荒地の真ん中にポツンと経つ農業用の小屋。
数日前、列車から飛び降りた男が傷を癒やすべく身体を横たえていた。
どこかから逃げて来たようだ。
野原を走り回っていたアナ
小屋に辿り着き男を見つける。
誰?私のフランケン❓
鞄からりんご🍎を取り出し
男に渡す。
次の日、家からパパの上着を持ち出してきて
男に着せてあげる。ポケットにはオルゴール付きの懐中時計。
数日後、小屋に立ち寄ると
誰も居なくて、
床に血痕が落ちているのを見つける。
アナは想像する、
かくまっていたフランケンおじさん、
パパに殺されたんだ。
母は、届いた封書の中を読み直ぐ燃やす。
かっての恋人からだったのか。
恋人は、一目会いたいと書いて来て
実際、会いに来るところだったのでは⁉️
夢の中だけで会えるフランケンおじさん。
思いっきりおしゃべりしたり遊んだり‥‥。
男は、あっけなく殺されてしまった。
かっての恋人に会いたいと、必死の思いで
やっと辿り着いたのに。反体制派に見つかったために。
パパは思う。自分の上着を届けたのは、
妻ではなく娘のアナだったと。
イザベルが死んだ真似?をしていたが、
本当に亡くなったのかどうか⁉️
後の場面で、衰弱したアナを見舞いに来たが、
その横のイサベルのベッドの寝具は片付けてあり、
アナを診察したドクターも、意味深な発言。
「アナは生きているから。」と。
もし、そうならなぜ⁉️となる。
と勝手に書いてからwiki見たら、当時恐怖的な独裁政治で、反対意見など恐ろしくて言えない時代。
反フランコ政権派の監督は、
冷え切った夫婦仲を、内戦による分裂。
荒涼とした荒野を孤立したスペイン政権。
ミツバチを統率は取れているが想像力のない魅力にかけると揶揄している、‥‥難しい。
過分なコメントに恐縮しています。この頃は瞳をとじての公開もあり、度々見られました。映画を見るのに恵まれた環境、感謝しないとですね。
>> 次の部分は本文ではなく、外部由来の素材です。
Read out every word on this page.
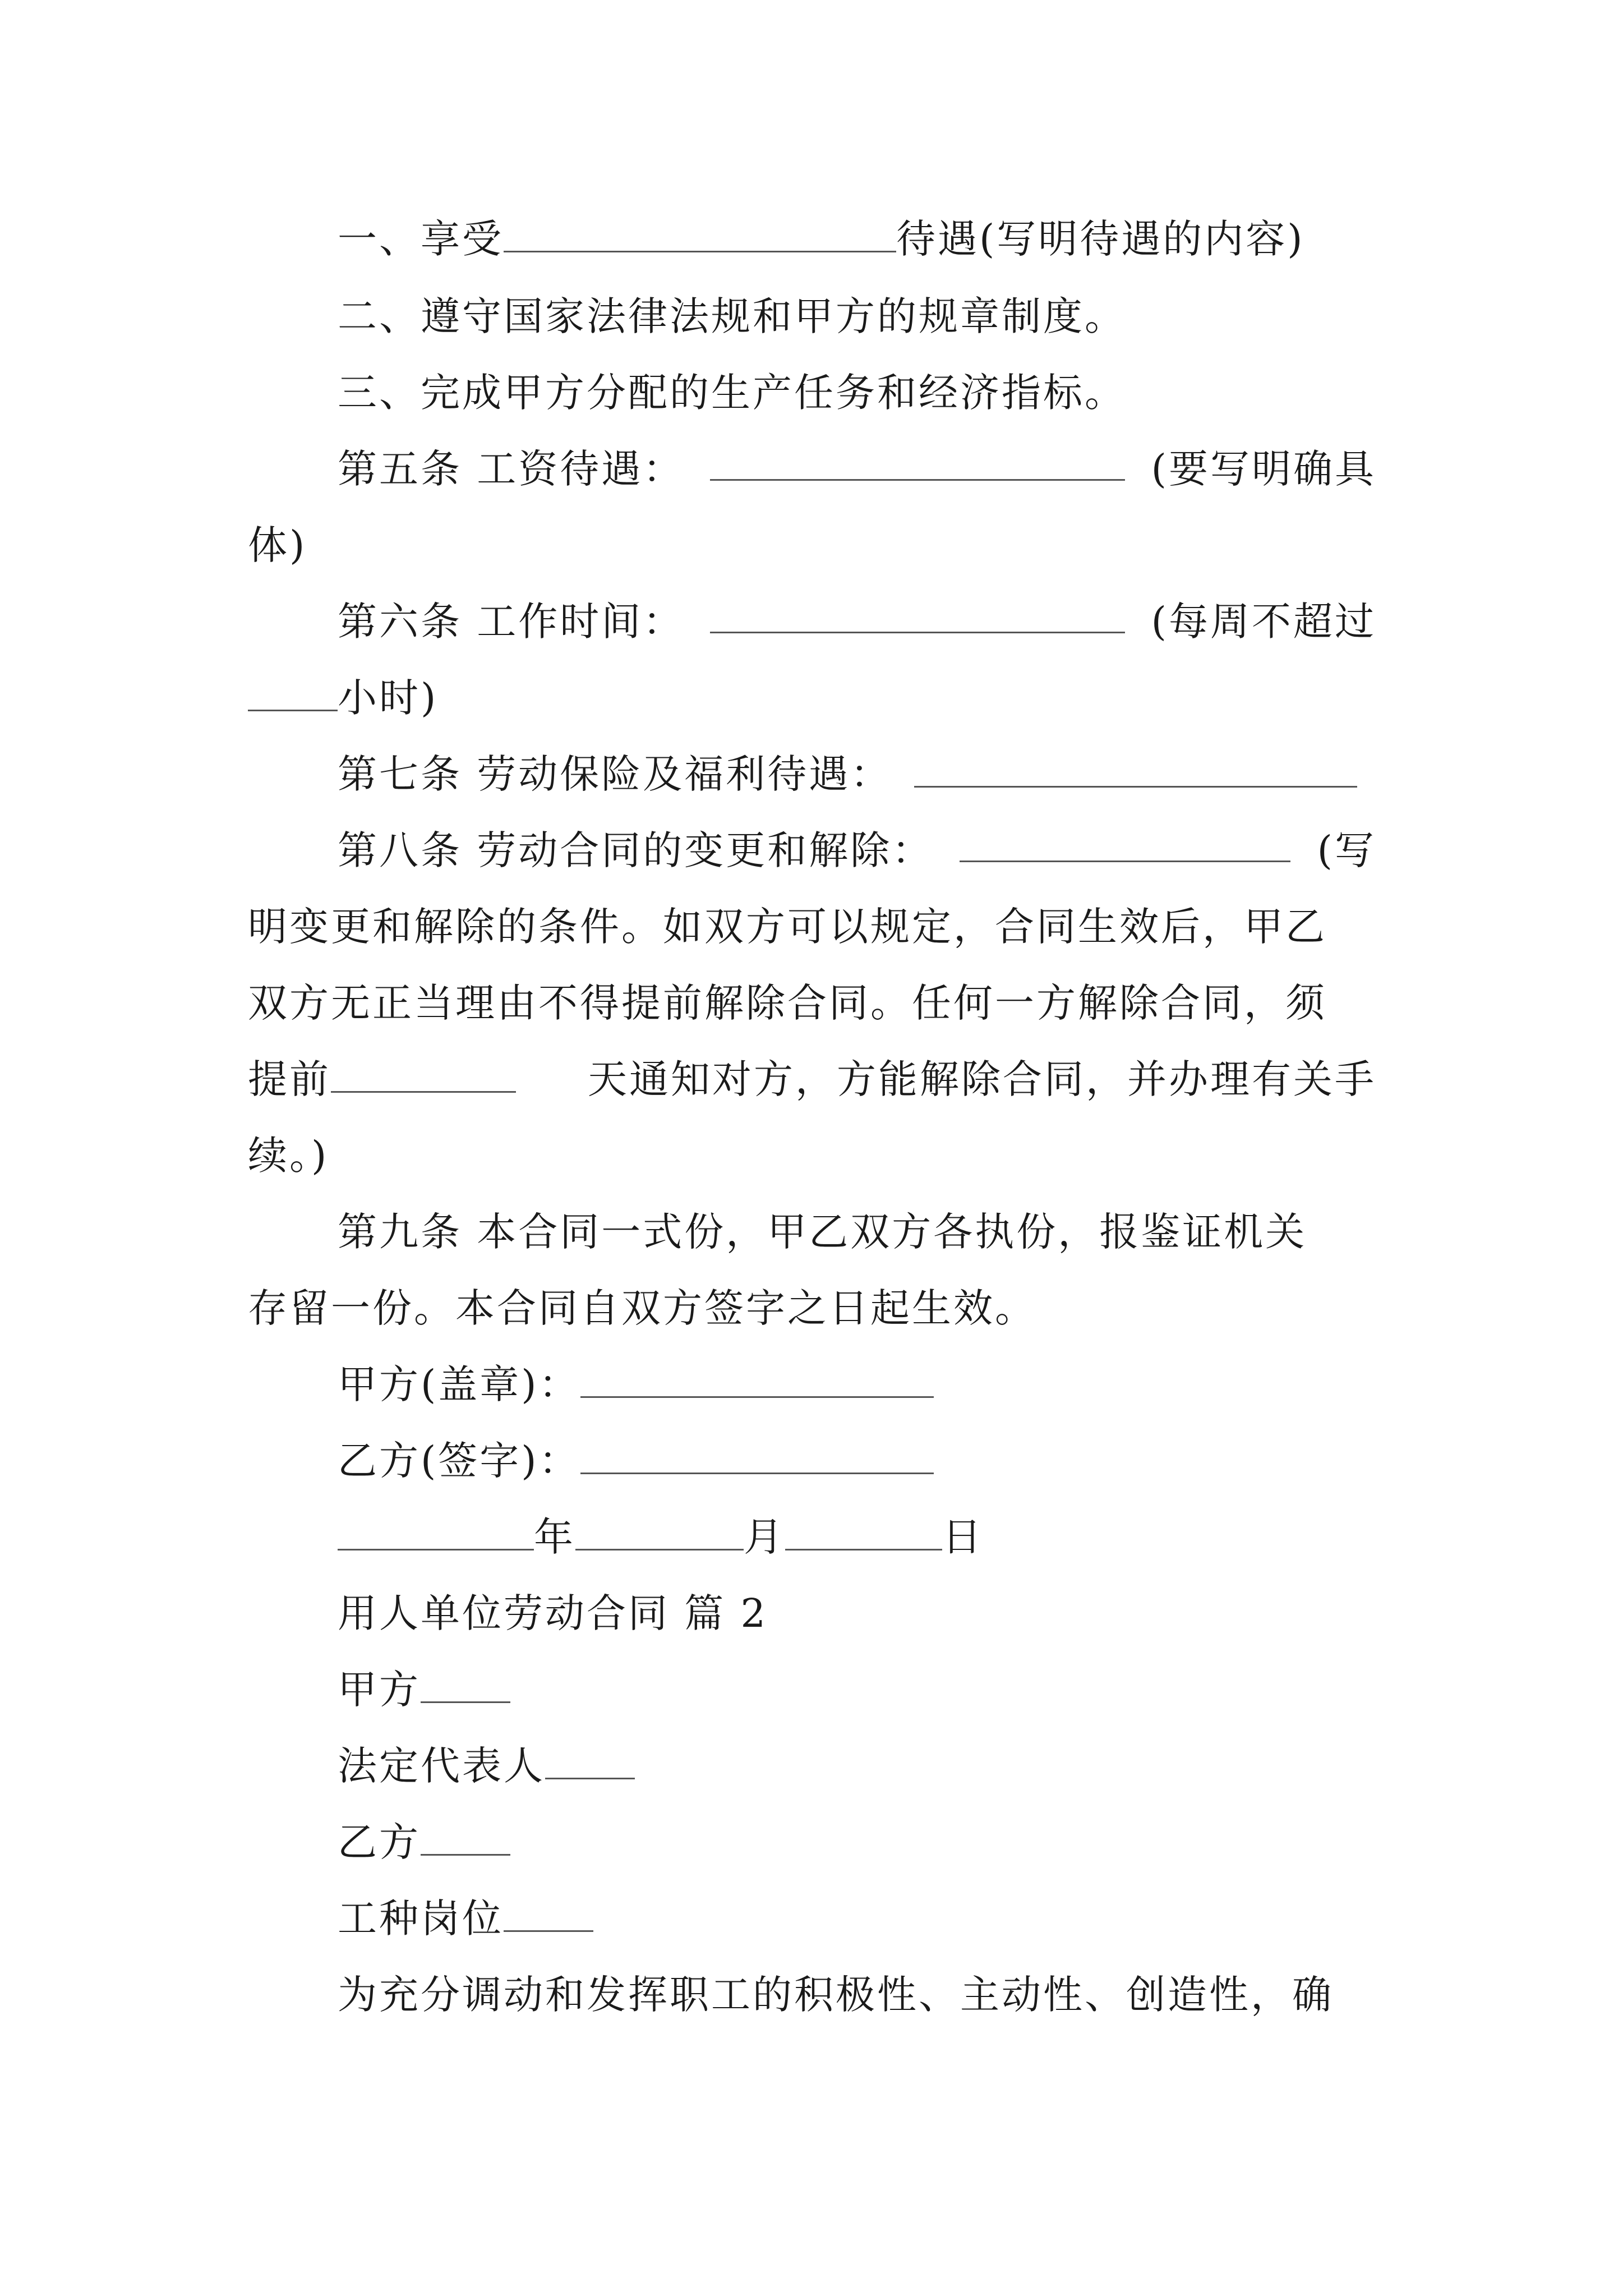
一、享受	待遇(写明待遇的内容)
二、遵守国家法律法规和甲方的规章制度。
三、完成甲方分配的生产任务和经济指标。
第五条 工资待遇：	(要写明确具
体)
第六条 工作时间：	(每周不超过
小时)
第七条 劳动保险及福利待遇：
第八条 劳动合同的变更和解除：	(写
明变更和解除的条件。如双方可以规定，合同生效后，甲乙
双方无正当理由不得提前解除合同。任何一方解除合同，须
提前	天通知对方，方能解除合同，并办理有关手
续。)
第九条 本合同一式份，甲乙双方各执份，报鉴证机关
存留一份。本合同自双方签字之日起生效。
甲方(盖章)：
乙方(签字)：
年	月	日
用人单位劳动合同 篇 2
甲方
法定代表人
乙方
工种岗位
为充分调动和发挥职工的积极性、主动性、创造性，确
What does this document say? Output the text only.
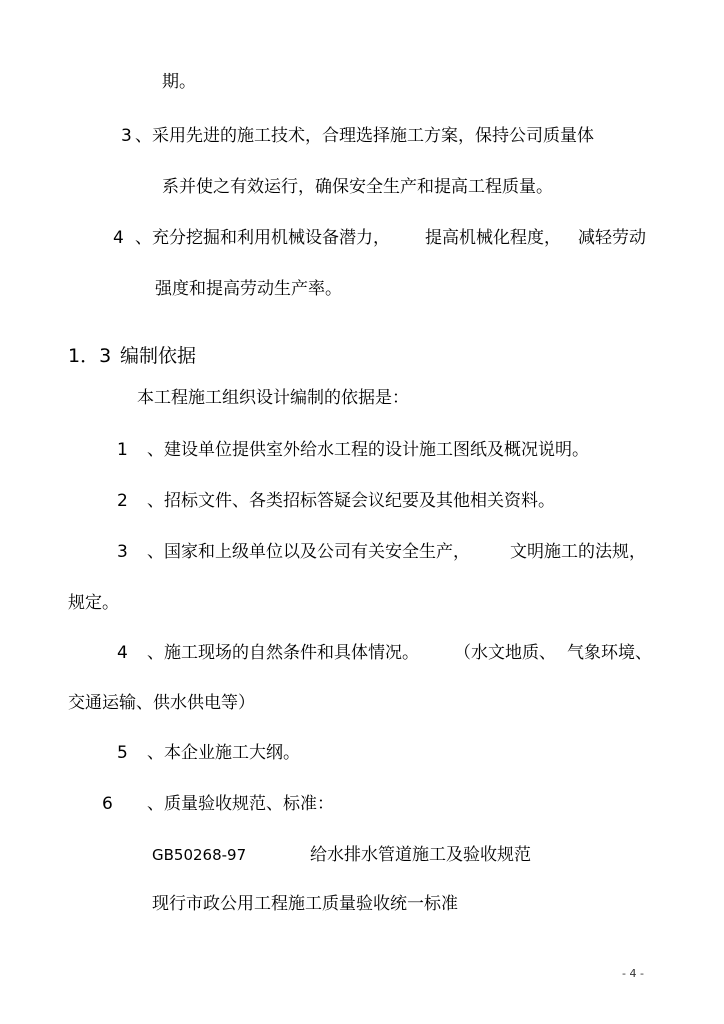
期。
3 、采用先进的施工技术，合理选择施工方案，保持公司质量体
系并使之有效运行，确保安全生产和提高工程质量。
4 、充分挖掘和利用机械设备潜力， 提高机械化程度， 减轻劳动
强度和提高劳动生产率。
1．3 编制依据
本工程施工组织设计编制的依据是：
1 、建设单位提供室外给水工程的设计施工图纸及概况说明。
2 、招标文件、各类招标答疑会议纪要及其他相关资料。
3 、国家和上级单位以及公司有关安全生产， 文明施工的法规，
规定。
4 、施工现场的自然条件和具体情况。 （水文地质、 气象环境、
交通运输、供水供电等）
5 、本企业施工大纲。
6 、质量验收规范、标准：
GB50268-97	给水排水管道施工及验收规范
现行市政公用工程施工质量验收统一标准
- 4 -
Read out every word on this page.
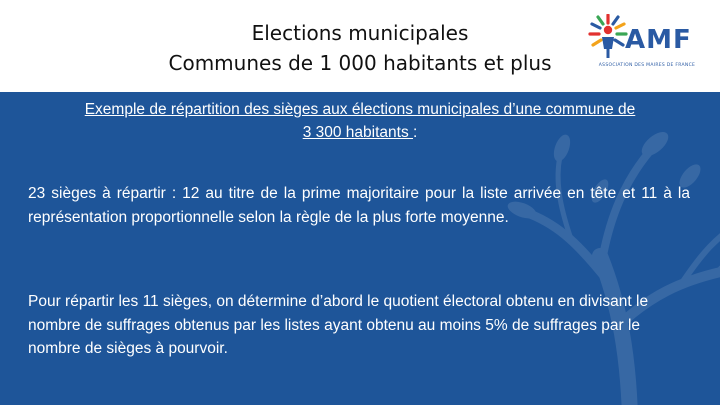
Elections municipales
Communes de 1 000 habitants et plus
AMF
ASSOCIATION DES MAIRES DE FRANCE
Exemple de répartition des sièges aux élections municipales d’une commune de
3 300 habitants :
23 sièges à répartir : 12 au titre de la prime majoritaire pour la liste arrivée en tête et 11 à la représentation proportionnelle selon la règle de la plus forte moyenne.
Pour répartir les 11 sièges, on détermine d’abord le quotient électoral obtenu en divisant le nombre de suffrages obtenus par les listes ayant obtenu au moins 5% de suffrages par le nombre de sièges à pourvoir.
りかさんのコメント、目から鱗でした。確かに片付けられたベッドに強い違和感があったのは覚えていますが、そこまで思い至りませんでした。
返信いつもありがとうございます。揶揄されたという〝想像力〟のなさ。なるほどですね。
アナの姿は大切なものを表していましたね。
戦いは今も。
家庭内、学校、地域、職場、などで起こるあれこれも小さな内戦なのでしょう。無駄にされていく命の重さを、学ぶことができない人間の愚かさを辛く思い考える作品でしたが、
最後のアナのささやきは前をむく想像力が願う心でした。
お返事をありがとうございました。
あれ?12/25にいただいたコメントでは「やはり、イサベルは亡くなっていたように思えました。」とお書きなられていましたが?
「何の事件も無くイサベルが亡くなっている」とコメントにありますが、イサベルが倒れていて、アナがイサベルに呼びかけても、手を持ち上げても、だらりと落ちてしまう「死体ごっこ」と言われるあの場面ですが、その前に事件?と思われるようなことは起こっています。
アナは父の部屋にいて、何かが倒れるような音がして、音がしたところに行くと、イサベルが倒れている。庭に通じるドアが開いておりカーテンがたなびいていました。
①イサベルが、吊り下げられていた鉢を見ていたが、踏み台を踏み外して落ちた。音はその時の音。ドアは元から開いていた。
とも見れるし、
②侵入者に驚いたイサベルが踏み台を踏み外した。もしくは侵入者がイサベルに何らかの理由で暴力をふるって、落ちた音。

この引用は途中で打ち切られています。